The service is the first part of SWIFT’s ‘know your customer’ (KYC) offering, which is designed to address the increasingly abundant challenges facing banks.
“Industry leaders and regulators alike have highlighted the importance of knowing your customer’s customer,” said Luc Meurant, head of banking markets and compliance services at SWIFT.
“The SWIFT Profile will enable banks to better assess their counterparties’ own declared behaviour and gain insights into potential risks posed by the activities of their counterparties and those institutions’ customers. Likewise, it will also help banks provide more transparency to their correspondent banking service providers.”
SWIFT Profile will use traffic data to pinpoint areas of potential risk within specific jurisdictions and can help support due diligence activities.
It can also provide independent overviews of direct and nested correspondent activities, and acts as a business enabler for institutions to deliver transparency on correspondent banking. Institutions will be able to create a SWIFT Profile to share with counterparties also using the KYC registry, while monitoring the information they choose disclose.
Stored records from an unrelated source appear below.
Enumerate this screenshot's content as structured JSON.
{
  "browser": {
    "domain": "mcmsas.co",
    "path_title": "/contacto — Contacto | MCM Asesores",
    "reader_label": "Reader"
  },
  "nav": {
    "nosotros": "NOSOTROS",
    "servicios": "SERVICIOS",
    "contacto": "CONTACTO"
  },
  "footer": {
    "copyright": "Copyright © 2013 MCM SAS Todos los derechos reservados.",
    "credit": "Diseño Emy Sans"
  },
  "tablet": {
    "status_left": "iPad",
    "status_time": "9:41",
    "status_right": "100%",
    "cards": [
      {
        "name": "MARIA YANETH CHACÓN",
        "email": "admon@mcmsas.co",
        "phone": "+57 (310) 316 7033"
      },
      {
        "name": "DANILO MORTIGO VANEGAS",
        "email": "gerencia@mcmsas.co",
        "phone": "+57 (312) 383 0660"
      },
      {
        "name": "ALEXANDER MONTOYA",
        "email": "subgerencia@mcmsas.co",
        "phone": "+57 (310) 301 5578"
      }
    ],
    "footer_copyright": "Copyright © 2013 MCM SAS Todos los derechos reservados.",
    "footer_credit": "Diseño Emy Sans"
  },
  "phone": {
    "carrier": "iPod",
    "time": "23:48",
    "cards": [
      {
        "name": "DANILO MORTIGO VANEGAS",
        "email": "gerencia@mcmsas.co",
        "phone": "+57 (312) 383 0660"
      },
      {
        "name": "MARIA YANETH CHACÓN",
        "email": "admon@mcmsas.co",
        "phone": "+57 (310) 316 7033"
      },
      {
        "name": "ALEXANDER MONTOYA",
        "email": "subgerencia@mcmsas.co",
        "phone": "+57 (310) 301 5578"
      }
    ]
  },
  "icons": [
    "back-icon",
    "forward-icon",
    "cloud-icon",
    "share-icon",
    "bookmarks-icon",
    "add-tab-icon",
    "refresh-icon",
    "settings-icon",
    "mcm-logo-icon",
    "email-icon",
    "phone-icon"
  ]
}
This is the first in a series of KYC and due diligence services that SWIFT plans to introduce once the KYC register becomes available to the public in January. It has developed both the registry and SWIFT Profile in collaboration with 12 global banks including Barclays, HSBC and Standard Chartered.
David Fleet, managing director of customer due diligence and middle office at Standard Chartered bank, said:
“By providing a global summary of an institution’s SWIFT traffic activities, the SWIFT Profile can help banks to focus their due diligence efforts and improve the effectiveness and efficiency of their KYC assessments.”
SWIFT has also announced that banks that contribute their own data will be granted access to the registry free of charge in 2015.